Assistant Professor & Undergraduate Research Coordinator at Oklahoma State University
Date:
April 26, 2019 at 2:00 in Towne Building 225, The Raisler Lounge
Title: Impact of Non-Native Structures in Ionic Liquid-Ionic Liquid Mixtures on Phase Equilibria Properties of Gases
Abstract: Ionic liquids are substances that are composed entirely of ions. Negligible vapor pressures and the availability of a large number of cations and anions to tune physicochemical and biological properties for a given chemical process have been the primary drivers for research in this field over the last two decades. Majority of these investigations have focused primarily on elucidating changes in the properties of pure ionic liquids by altering the cation, anion or substituents on the ions. Another approach to expand the range of available ionic liquids is to form ionic liquid-ionic liquid mixtures. From a thermodynamic point of view, the knowledge of the extent of non-ideality in these binary ionic liquid mixtures and the molecular level details enable a priori prediction of thermophysical properties of ionic liquid mixture.
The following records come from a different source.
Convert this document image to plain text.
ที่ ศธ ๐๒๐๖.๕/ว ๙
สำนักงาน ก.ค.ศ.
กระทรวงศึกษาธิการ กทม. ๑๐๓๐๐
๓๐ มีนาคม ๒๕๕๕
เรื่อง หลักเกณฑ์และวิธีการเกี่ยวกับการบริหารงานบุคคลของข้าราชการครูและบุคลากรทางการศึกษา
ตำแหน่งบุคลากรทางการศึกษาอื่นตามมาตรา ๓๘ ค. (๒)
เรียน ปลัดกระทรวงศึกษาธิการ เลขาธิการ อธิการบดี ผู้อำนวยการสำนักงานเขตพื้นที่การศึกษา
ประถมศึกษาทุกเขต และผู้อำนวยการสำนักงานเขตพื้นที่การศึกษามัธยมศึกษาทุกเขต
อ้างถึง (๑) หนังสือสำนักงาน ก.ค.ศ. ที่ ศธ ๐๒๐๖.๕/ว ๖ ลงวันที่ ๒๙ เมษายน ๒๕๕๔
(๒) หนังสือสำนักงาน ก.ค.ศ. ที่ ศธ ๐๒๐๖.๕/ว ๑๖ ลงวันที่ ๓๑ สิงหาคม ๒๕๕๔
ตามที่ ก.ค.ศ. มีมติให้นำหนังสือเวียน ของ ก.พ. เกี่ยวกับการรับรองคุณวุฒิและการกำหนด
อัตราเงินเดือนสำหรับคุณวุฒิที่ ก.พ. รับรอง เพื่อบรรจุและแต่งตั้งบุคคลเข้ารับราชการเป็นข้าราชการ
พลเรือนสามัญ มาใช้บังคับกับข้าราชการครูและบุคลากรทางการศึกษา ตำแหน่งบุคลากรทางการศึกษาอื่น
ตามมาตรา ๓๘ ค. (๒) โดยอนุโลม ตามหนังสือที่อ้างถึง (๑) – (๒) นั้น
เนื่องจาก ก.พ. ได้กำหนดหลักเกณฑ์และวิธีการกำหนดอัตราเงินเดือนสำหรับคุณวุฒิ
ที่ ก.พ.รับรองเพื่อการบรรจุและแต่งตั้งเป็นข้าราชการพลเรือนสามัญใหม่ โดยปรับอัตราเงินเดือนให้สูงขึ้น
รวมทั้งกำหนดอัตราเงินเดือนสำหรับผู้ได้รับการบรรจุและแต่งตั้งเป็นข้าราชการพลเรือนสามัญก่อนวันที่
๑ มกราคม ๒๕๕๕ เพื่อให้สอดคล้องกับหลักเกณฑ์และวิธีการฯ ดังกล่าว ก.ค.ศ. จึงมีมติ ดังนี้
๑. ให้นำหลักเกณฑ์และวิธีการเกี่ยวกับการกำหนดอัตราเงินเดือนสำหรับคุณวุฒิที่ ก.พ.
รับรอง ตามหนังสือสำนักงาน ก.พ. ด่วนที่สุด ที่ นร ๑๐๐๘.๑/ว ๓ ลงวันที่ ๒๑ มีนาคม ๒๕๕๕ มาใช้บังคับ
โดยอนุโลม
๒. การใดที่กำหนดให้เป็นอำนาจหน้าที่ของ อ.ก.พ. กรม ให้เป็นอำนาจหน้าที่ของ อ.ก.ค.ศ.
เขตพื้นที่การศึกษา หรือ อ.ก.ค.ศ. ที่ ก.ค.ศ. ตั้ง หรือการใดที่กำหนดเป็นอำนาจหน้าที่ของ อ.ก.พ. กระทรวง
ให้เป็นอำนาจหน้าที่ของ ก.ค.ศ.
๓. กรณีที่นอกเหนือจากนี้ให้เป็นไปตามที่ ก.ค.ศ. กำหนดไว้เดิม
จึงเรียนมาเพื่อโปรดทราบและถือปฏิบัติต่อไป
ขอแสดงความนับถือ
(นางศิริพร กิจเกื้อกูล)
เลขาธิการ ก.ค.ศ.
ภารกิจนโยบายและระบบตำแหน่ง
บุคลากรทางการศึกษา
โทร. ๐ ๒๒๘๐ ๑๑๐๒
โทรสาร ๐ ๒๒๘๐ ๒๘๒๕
In this presentation, we will demonstrate that the difference in the molar volume of the ionic liquids forming the mixture and the difference in the hydrogen bonding ability of the anions can serve as metrics for the prediction of non-ideality in the binary ionic liquid systems. Such non-idealities are quantified in terms of the local structural organization of anions around the cation. We will further highlight that these non-native structures lead to a different dissolution mechanism for CO2 in mixtures in comparison to that for pure ionic liquids although the CO2 solubilities obey apparent ideal mixing rule. On the other hand, an examination of NH3 solubility in binary ionic liquid mixtures reveals a non-ideal NH3-solubility behavior.
Bio
Dr. Jindal Shah is currently an Assistant Professor in the School of Chemical Engineering at the Oklahoma State University since 2014. He received his bachelor’s degree in Chemical Engineering from the Indian Institute of Technology (IIT), Bombay, Mumbai in 1996. His graduate degrees include M. S. in Environmental Engineering from the University of Cincinnati and Ph. D. in Chemical Engineering from the University of Notre Dame in 2005. He spent a couple of years as a postdoctoral fellow at the Institute for Multiscale Modeling of Biological Interaction at the Ohio State University before returning to Notre Dame as an Assistant Research Professor in Chemical Engineering, and later with the Center for Research Computing. His research interests include molecular modeling and simulation for novel materials discovery with a focus on ionic liquids and solvents for desalination, and software development for predicting thermophysical and phase-equilibria properties of complex fluids. Dr. Shah is a recipient of several NSF awards including the NSF CAREER award. He has also been recognized with a College of Engineering, Architecture, and Technology Excellent Teacher Award and Outstanding Graduate Faculty Award by the OSU Chemical Engineering Graduate Student Association.